A Feather and a Leaf

On Saturday I went swimming at 6am, well 6.11 to be precise.  I was talking to one of my cold water swimmer Artist friends recently, about the compulsion for cold water. Few people I know really understand, I almost wonder if it’s a form of self-harm or masochism but as it makes me feel better in such a sustained way, I think not.

 A few years ago, I fell into the habit of collecting leaves from the bottom of the pool. They fascinated me, the delicacy of their skeletal shapes, so fragile, undissolving in the chlorinated water. I made a series of cyanotypes for a while, hoping to make a whole project. The idea didn’t quite stick and I let the leaves go. I have this tension between collecting and discarding, all the time I seem to be gleaning ‘things’ stones, leaves, ephemera; both physically and in photos, saving them up for paintings that I don’t always paint.

 Today I found a leaf on the bottom of the pool, heart or tear shaped, with a broken stem. I liked the colour; it reminded me of the tv ad for hand cream, I watched as a child, where a smiling woman massages cream into a dried crinkled leaf, leaving it supple, shiny and springy in her hand. Then, I noticed something black, floating within my sight line on the water, almost menacing like a huge dead spider, legless. It was a feather, as long as my forefinger but wider. I’m no ornithologist but I think it came from a crow or a raven, the huge black birds that perch up high, their blackness foreboding. These associations of ephemera hold my thoughts, make me write and make Art. I am not sure why, it is as compelling as plunging my stiff body into cold water most mornings at 6am.

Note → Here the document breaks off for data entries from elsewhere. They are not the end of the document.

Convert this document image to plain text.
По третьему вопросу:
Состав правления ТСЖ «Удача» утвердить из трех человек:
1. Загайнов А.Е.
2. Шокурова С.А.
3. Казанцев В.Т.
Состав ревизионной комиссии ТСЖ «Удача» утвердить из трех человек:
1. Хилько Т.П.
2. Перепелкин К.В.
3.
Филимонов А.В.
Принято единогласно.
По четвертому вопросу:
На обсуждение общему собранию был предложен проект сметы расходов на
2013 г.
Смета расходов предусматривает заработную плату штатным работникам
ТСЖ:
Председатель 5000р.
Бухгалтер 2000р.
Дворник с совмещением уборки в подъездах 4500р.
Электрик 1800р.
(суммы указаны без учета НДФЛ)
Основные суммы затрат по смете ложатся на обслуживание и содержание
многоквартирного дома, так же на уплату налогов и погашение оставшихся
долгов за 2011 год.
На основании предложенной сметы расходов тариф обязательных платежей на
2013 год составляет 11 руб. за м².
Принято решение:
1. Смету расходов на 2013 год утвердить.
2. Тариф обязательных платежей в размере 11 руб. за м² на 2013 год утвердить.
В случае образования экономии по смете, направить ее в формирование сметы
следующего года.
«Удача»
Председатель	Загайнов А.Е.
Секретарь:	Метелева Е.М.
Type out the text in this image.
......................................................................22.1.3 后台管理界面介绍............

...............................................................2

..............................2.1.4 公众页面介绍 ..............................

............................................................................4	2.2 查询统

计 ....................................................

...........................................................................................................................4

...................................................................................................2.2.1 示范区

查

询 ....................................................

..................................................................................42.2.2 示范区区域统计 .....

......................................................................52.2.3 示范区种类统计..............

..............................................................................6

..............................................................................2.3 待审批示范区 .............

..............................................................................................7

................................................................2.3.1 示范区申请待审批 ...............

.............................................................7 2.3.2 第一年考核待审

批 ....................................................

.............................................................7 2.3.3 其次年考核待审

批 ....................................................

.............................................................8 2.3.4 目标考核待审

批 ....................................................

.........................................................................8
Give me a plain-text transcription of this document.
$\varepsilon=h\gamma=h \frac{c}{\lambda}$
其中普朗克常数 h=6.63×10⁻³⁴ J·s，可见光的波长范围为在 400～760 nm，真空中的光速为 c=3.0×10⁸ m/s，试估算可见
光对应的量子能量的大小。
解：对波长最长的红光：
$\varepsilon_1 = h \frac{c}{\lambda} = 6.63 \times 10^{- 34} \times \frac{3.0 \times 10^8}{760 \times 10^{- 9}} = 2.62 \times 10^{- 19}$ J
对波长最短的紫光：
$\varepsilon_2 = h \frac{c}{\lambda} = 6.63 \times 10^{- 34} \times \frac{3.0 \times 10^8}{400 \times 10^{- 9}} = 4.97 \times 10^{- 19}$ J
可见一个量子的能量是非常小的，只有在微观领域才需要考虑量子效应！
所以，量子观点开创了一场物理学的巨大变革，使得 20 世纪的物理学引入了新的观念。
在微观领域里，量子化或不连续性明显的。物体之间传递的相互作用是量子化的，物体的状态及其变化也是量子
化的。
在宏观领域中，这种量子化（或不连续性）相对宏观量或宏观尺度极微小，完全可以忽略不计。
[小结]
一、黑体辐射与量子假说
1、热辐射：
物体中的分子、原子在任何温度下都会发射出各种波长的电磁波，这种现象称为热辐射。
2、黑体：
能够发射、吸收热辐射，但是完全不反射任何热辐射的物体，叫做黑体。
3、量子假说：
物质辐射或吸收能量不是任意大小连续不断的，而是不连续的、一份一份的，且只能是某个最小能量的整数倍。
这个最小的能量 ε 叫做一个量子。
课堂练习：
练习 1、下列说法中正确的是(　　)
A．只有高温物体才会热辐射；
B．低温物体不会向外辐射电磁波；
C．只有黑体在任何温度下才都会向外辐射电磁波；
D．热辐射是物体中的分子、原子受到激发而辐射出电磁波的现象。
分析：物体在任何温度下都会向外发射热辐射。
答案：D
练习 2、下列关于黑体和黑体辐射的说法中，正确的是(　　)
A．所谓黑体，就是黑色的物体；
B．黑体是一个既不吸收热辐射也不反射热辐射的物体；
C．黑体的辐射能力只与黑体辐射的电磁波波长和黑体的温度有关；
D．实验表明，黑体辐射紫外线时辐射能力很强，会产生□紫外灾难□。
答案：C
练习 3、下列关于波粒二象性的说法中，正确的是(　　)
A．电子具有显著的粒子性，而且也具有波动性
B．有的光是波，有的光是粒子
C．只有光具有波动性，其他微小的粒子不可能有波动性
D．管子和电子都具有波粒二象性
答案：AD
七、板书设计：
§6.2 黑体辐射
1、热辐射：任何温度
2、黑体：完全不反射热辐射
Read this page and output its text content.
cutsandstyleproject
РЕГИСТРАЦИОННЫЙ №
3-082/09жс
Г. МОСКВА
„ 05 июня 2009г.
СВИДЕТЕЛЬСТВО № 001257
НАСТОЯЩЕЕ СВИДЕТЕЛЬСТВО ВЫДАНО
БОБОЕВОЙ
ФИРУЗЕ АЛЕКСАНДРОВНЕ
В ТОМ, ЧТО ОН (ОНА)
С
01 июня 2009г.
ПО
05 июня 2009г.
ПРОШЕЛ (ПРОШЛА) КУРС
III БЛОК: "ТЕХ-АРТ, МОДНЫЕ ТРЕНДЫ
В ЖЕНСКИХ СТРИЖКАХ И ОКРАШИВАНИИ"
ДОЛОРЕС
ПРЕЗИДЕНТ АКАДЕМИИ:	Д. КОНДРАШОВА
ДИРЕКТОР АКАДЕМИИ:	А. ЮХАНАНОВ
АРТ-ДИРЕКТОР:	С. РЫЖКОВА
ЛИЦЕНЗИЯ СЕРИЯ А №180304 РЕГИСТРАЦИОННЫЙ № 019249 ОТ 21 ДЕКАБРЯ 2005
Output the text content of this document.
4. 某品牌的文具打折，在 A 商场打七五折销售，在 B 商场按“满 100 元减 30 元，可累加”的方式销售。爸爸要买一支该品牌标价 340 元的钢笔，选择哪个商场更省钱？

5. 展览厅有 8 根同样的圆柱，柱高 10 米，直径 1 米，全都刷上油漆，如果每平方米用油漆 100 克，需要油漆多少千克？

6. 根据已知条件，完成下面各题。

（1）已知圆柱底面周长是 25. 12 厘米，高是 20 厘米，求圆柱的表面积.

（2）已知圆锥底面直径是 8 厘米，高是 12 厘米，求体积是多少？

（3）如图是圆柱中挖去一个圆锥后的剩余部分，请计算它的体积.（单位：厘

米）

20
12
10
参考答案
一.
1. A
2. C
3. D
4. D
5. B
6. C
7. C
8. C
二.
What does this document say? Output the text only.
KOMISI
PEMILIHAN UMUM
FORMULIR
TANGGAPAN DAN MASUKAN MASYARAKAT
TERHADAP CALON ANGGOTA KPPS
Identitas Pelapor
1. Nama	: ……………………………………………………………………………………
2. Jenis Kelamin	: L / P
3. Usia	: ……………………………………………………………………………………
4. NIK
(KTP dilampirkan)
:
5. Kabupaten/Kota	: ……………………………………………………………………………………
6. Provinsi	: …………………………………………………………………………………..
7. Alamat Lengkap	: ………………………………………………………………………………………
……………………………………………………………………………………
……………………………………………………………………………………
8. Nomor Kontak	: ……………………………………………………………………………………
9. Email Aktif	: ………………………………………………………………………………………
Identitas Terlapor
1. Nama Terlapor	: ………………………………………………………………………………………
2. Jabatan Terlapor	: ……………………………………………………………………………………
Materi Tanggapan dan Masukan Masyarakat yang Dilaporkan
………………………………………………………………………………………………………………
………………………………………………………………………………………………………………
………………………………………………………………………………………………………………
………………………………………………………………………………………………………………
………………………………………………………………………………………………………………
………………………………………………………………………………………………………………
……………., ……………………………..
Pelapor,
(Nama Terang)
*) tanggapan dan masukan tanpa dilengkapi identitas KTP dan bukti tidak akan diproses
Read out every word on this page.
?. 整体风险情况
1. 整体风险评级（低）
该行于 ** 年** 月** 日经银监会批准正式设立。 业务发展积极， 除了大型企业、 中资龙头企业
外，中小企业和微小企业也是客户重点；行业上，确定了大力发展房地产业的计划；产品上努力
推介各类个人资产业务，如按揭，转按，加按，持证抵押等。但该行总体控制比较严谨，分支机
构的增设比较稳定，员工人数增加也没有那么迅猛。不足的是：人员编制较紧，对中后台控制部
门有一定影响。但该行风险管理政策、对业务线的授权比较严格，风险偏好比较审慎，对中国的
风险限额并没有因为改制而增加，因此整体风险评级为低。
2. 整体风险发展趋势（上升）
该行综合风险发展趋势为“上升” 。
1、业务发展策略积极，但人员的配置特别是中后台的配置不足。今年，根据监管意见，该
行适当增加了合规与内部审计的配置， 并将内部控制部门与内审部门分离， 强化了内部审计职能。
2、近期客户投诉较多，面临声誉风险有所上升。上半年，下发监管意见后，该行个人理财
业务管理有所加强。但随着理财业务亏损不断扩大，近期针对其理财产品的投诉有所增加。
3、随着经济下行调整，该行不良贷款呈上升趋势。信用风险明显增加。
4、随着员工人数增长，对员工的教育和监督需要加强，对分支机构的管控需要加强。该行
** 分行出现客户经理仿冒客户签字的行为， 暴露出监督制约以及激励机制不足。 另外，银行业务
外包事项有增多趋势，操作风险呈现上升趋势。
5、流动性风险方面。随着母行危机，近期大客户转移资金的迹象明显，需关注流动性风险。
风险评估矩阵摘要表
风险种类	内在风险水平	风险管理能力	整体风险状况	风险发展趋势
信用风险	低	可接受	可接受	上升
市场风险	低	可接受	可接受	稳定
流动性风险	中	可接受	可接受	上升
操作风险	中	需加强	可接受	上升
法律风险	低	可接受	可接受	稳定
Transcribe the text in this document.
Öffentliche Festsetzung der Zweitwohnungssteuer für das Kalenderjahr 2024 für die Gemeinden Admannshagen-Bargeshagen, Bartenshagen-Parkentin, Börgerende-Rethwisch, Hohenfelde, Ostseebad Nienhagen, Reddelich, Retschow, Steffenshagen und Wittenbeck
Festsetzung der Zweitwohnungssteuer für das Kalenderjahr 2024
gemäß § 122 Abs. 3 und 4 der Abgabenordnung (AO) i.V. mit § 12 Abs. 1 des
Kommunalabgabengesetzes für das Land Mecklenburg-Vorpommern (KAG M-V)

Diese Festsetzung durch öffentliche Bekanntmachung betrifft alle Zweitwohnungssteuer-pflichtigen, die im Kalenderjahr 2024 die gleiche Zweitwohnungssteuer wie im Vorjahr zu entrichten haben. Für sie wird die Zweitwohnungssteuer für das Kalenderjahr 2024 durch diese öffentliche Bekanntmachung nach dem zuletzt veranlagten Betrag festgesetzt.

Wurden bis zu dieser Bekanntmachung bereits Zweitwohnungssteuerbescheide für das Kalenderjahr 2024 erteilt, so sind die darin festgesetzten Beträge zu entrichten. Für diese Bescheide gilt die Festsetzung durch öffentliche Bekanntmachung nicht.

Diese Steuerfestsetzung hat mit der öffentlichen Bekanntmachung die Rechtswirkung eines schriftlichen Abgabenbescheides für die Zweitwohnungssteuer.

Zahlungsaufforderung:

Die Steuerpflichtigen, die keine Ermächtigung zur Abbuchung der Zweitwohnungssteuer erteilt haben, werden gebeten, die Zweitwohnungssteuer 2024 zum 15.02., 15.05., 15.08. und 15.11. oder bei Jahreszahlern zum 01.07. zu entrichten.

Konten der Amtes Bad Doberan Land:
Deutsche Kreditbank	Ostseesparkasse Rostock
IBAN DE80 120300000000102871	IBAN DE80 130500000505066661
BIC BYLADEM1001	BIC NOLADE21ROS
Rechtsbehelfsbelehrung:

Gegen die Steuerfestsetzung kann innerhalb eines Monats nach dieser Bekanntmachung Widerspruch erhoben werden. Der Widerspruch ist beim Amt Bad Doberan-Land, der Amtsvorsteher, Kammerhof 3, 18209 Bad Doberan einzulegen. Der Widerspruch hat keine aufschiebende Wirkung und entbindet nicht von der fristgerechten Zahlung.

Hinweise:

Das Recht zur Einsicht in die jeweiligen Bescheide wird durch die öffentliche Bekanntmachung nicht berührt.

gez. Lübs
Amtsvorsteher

 Today I felt cold before I swam, and a little hungry; ludicrous  as we ate after 9pm last night. I bought a small flask to hold a hot drink; this made the morning almost perfect. I ordered the flask after much pondering, desiring a plain minimal one, settling on one with a blue bird and plants on, they reminded me of Matisse’s collages and the flask matches my water bottle. Matching is very important to me and the reason why I am currently so fixated on getting rid of clothes, the ones that don’t fit within my capsule wardrobe fantasy. I think I must be finding life a bit too challenging to be hankering after blankness. Knowing oneself can be a constant work in progress, how to settle on who you are, what to worry about and what not to. I have left some groups too, unsubscribed from some emails, this week I want to decide which objects I no longer value enough to keep. This is hard. The stuff of life holds memories but sometimes it feels too much like a cacophony. I remember reading a book by Jenny Diski years ago called ‘Skating to Antarctica’, she didn’t skate there but the book was partly about her desire to experience the vast whiteness.

So the feather and the leaf. Last week I made a trip to London to meet a friend, one of my cold swimming Artist friends, it was her birthday and we visited at least 4 exhibitions. I was struck by the work of Eileen Agar, how diverse it was; she made paintings, prints, collages, sculptures, took photographs and her work was truly hers, despite being executed in a variety of ways. My four favourites were three collages and a painting; two with a woman lying underneath a leaf, one with a dog, her dog I imagine, a cheerful collage of a mask with a black leaf stuck on and a painting of the sea.

 I wonder if hadn’t seen those pictures the day before, I would have taken such an interest in the leaf and the feather. This fascinates me, as though I am joining up the dots of my days in visual associations. Art ignites our curiosity in our everyday lives as much as in the Art. I often think of a spiders web, how it holds itself together with such strength and delicacy. A bit like how our lives do.

I’ll make something with the leaf and the feather soon.